Ethan Evert, DPT, CSMT
Your doctor is very busy. There are frequently several important topics to cover in a short amount of time during your visit. But what if you are having pain, or you are having surgery? In the past, the topic of pain was brushed over and covered with “don’t worry about pain we have new medicines called opioids for that. You won’t feel a thing”. Well fast forward 30 years and the devastating effects of this approach are apparent. Opioids are addictive. They don’t always control pain and their side effects are numerous and undesirable. While opioids are a good choice for acute pain, they become less effective and more dangerous the longer they are used.

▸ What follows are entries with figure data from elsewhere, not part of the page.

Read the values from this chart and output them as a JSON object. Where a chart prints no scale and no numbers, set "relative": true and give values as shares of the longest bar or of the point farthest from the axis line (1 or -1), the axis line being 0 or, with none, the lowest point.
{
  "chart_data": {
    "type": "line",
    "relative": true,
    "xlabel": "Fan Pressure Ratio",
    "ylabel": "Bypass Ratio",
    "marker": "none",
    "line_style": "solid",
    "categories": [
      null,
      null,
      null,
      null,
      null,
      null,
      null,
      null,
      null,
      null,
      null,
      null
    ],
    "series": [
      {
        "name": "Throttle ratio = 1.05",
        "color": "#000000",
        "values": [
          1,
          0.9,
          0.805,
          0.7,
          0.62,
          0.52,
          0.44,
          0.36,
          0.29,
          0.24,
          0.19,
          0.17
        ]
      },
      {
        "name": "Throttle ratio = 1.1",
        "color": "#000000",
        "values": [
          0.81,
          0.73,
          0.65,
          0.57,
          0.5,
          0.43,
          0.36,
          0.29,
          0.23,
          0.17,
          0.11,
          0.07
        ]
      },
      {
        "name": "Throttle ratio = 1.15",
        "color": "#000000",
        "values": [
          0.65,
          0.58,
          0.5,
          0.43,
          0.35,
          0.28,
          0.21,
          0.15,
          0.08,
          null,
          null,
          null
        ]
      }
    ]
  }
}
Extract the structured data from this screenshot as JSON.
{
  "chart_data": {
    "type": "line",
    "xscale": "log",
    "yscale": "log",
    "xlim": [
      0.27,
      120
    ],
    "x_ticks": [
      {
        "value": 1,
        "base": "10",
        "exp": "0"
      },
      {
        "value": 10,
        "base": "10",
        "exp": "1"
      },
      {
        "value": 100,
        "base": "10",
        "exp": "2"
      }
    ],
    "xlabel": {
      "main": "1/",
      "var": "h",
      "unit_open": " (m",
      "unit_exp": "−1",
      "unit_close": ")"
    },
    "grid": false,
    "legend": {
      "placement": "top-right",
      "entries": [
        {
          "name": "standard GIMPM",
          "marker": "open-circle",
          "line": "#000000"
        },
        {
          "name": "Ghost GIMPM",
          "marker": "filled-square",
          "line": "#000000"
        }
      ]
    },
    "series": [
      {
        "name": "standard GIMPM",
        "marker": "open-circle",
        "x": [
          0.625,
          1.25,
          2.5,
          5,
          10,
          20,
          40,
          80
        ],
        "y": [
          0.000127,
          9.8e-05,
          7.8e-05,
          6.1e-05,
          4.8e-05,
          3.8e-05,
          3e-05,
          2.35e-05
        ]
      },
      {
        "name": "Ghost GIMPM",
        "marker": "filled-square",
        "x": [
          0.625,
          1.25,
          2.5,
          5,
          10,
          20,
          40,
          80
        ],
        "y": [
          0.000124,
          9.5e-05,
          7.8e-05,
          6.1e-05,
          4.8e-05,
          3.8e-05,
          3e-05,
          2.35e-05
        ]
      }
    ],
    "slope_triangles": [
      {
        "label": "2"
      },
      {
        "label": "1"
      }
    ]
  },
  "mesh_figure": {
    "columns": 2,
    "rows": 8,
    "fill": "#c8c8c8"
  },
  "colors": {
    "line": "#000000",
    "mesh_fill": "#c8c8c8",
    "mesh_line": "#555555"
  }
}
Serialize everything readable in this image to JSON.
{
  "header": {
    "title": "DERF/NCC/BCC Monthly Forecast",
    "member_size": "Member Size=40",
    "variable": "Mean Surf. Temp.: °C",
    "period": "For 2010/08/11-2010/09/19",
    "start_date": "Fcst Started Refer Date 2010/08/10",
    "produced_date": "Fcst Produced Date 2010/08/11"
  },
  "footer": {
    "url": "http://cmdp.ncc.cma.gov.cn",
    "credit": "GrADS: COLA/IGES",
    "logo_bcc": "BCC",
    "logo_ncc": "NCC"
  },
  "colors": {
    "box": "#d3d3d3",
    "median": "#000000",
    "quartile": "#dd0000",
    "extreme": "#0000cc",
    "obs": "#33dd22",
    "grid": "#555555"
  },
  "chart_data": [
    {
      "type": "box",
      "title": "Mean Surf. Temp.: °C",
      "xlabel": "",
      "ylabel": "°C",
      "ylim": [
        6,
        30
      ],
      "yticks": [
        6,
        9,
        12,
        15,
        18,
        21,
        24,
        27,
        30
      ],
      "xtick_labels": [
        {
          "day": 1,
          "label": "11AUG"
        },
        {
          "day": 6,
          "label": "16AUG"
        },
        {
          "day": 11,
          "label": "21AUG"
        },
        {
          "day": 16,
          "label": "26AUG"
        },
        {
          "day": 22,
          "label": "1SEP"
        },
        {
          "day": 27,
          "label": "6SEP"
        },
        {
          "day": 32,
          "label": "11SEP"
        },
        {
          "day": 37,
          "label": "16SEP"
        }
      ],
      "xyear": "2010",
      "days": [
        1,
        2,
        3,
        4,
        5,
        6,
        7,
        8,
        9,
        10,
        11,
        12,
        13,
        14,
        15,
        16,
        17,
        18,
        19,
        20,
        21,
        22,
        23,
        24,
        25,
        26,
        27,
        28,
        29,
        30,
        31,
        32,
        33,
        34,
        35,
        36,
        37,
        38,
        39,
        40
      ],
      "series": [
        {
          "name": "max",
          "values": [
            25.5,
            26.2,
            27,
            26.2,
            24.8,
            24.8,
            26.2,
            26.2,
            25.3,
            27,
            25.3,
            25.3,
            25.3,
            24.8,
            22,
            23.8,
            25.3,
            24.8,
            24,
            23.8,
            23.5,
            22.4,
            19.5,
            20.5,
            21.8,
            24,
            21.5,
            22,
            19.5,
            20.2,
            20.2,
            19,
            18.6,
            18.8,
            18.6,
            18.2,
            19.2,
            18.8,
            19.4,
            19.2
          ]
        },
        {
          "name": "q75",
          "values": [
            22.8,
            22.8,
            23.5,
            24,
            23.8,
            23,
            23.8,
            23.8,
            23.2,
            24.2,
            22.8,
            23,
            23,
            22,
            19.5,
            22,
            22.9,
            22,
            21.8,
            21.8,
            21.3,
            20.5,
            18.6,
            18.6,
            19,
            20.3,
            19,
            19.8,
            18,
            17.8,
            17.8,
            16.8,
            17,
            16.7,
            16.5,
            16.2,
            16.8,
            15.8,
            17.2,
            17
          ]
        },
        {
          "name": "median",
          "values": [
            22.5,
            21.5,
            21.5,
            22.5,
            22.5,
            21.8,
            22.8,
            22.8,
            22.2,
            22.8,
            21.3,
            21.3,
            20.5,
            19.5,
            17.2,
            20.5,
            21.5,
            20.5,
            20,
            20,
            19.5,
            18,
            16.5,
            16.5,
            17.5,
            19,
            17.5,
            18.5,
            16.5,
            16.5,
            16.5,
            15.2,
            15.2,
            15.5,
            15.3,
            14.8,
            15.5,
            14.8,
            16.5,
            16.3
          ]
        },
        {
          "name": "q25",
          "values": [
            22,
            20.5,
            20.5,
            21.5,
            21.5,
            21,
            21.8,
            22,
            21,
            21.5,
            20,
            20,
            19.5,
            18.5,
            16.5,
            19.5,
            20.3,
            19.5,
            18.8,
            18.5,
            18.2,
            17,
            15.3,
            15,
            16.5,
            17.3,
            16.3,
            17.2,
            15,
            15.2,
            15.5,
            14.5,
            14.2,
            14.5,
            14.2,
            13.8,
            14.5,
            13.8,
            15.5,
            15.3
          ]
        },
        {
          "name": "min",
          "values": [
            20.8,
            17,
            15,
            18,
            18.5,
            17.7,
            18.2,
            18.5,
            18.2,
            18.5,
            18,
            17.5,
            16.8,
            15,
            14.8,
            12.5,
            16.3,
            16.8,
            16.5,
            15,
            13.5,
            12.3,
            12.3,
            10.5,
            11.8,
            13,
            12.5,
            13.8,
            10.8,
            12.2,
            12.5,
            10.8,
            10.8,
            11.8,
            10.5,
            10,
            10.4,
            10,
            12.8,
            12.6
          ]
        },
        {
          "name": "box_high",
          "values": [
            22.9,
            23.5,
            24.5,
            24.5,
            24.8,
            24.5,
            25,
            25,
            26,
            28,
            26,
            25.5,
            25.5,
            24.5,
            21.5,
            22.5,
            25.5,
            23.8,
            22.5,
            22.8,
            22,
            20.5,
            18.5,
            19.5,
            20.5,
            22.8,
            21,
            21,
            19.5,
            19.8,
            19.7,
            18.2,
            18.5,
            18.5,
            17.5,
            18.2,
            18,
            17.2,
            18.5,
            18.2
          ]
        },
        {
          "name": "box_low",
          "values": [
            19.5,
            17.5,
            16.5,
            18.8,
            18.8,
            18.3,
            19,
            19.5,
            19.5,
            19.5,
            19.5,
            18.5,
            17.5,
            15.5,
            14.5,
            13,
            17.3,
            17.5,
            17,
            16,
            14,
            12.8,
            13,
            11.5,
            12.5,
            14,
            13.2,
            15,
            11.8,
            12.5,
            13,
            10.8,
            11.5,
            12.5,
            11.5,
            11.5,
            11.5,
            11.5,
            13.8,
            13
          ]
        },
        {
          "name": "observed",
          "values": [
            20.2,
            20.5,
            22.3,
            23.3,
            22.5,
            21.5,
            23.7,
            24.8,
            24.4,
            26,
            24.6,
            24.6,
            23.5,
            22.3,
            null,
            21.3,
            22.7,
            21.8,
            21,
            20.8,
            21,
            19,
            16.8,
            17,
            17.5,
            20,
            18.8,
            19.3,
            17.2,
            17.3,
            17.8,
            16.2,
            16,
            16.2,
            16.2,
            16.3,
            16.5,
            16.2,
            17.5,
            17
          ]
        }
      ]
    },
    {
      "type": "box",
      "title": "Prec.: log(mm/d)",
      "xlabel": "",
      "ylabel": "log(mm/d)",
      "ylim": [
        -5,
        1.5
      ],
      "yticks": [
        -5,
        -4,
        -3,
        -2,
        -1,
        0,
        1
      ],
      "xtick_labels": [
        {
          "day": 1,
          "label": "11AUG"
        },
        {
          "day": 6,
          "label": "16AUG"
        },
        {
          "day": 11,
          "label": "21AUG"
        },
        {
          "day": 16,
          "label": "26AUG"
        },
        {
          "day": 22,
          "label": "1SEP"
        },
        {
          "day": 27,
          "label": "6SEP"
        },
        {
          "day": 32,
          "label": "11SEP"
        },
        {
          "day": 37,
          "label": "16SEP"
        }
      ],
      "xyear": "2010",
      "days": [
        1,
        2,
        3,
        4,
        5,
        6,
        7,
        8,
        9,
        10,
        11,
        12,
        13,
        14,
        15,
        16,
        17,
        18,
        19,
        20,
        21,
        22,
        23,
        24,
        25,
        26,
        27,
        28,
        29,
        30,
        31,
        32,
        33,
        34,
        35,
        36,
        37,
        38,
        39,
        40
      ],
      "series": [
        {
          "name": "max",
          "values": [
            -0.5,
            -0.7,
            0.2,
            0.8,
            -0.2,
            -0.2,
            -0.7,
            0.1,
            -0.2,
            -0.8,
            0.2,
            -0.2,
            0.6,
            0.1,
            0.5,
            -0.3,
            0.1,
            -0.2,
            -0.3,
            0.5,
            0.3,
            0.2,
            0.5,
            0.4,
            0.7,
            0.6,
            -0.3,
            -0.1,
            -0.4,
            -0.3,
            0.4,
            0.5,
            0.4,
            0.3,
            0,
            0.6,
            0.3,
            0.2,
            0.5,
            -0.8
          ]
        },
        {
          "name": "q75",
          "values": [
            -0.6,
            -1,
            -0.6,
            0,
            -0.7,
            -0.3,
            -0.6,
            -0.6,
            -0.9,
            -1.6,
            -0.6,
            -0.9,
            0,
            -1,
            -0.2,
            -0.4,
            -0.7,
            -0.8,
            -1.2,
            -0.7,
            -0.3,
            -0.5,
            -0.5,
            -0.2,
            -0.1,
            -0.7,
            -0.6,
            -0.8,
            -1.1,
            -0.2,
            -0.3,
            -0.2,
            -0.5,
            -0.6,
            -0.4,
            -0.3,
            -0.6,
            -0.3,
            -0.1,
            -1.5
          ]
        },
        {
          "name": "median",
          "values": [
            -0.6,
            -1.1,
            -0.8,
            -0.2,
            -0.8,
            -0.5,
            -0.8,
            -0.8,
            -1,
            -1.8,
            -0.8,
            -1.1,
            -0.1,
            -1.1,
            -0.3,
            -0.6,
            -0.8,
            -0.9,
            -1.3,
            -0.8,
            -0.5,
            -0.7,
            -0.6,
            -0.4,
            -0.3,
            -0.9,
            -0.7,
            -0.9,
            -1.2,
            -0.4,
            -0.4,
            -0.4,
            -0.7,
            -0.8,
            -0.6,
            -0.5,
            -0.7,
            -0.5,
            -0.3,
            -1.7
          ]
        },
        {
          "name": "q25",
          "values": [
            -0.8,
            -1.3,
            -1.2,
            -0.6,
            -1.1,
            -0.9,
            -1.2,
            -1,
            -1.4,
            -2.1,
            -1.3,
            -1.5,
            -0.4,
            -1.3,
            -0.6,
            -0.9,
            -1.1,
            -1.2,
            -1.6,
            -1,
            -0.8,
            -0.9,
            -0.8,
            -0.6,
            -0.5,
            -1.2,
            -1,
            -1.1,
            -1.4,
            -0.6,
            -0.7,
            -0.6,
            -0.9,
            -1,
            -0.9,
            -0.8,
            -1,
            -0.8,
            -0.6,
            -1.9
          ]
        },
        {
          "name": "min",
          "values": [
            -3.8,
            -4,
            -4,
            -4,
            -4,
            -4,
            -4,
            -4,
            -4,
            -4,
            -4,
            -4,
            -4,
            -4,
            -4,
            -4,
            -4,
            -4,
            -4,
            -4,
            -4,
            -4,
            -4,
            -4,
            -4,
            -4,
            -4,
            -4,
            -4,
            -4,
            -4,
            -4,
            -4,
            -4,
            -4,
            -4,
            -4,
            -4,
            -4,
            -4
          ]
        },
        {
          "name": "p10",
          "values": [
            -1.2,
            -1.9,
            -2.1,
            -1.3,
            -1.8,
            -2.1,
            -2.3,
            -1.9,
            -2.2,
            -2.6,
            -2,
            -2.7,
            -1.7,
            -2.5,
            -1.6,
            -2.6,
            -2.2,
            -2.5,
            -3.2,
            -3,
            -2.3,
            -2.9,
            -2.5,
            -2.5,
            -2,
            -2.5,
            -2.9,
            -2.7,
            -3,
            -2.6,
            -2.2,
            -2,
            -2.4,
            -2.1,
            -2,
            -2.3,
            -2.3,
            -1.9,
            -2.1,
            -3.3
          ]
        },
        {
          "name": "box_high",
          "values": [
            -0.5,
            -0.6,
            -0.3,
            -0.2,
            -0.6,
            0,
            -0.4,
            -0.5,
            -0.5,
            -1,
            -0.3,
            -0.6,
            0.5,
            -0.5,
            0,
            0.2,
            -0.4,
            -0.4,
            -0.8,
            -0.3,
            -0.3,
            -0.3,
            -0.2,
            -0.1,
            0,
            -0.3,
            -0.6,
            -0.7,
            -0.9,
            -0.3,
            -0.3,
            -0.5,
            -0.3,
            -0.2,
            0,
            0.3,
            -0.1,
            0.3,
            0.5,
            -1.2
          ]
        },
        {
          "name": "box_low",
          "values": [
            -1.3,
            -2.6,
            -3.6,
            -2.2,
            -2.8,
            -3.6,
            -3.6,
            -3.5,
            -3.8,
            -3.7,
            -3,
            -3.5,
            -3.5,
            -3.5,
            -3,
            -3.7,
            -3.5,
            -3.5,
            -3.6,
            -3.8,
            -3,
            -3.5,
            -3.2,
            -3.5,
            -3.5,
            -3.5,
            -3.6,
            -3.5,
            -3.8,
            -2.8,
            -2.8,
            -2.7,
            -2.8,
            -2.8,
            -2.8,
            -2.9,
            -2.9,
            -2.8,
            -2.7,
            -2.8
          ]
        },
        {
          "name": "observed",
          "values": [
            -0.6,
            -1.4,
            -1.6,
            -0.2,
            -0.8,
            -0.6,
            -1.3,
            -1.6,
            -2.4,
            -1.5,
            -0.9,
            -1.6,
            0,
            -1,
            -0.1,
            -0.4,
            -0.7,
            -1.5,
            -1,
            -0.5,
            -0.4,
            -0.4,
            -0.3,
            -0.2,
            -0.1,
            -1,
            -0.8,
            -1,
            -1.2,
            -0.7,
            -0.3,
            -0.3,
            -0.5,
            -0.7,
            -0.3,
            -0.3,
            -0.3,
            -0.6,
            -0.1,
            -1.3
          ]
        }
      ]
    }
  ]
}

Pain is an innate part of being human.
The expectation that one should not have to deal with pain is unrealistic. Pain is an innate part of being human. If we did not experience these sensations we would not live very long. Think about setting your hand on a hot stove. The nociceptors (fancy word for the nerves that transmit the initial stimulus) send a message to the spinal cord (this is where, without thinking, we pull our hand off the hot stove) while a second nerve takes the signal to the brain. The brain evaluates the stimulus and provides an unpleasant sensation that we call pain. The pain compels us to do something about it. In the case of the hot stove, we seek treatment for our burn. The burn hurts for a while, but in most cases, the discomfort diminishes and we move on with our life. In this example the expectation is that a burn hurts, the tissues heal, and we move on.
But what happens in a less clear example, say back pain? We can’t see the muscles or joints in our backs. Additionally, there might not be a specific incident that caused the pain, it just gradually started hurting. The pathway is the same as the hot stove scenario. Our brain wants us to do something about it, so it signals pain. The problem is we don’t know what to do. Maybe we stretch, go to a chiropractor, a physical therapist, a physician that gives us medication, we get a MRI and still the pain persists. Now we are fearful that the back will not get better. This is where our living alarm system gets confused and so do we.
Unfortunately, our fear and anxiety will make the pain worse, not better.
There is a quote from the Greek philosopher Epictetus that “People are not disturbed by things, but by the views they take of them.” It has become our expectation that we should not have pain, because we have been told that we shouldn’t. When we have an injury, the common belief is that someone or something should be able to fix us. When this expectation is not met, it is a very natural response to have a stream of negative emotions. We start believing irrational thoughts without realizing it. We all know the world is not fair, but we get worked up when it is not fair to us. It is natural to start to catastrophize the situation. Unfortunately, our fear and anxiety will make the pain worse, not better.
We must re-frame our societal perceptions, and ultimately our own beliefs about pain.
It is well accepted that our past experiences influence our present behavior. We are able to learn from the past to better equip us for the future. When it comes to pain, we often remember traumatic or painful experiences. It is unlikely we can forget or delete these experiences, but we can change how we think about them. This is why it helps to have an understanding of how pain works. Once we have that, we can re-frame how we think about pain. Realizing that the idea that we should never experience it, or that it must be avoided entirely is unrealistic. We must re-frame our societal perceptions, and ultimately our own beliefs about pain. It is okay to have pain.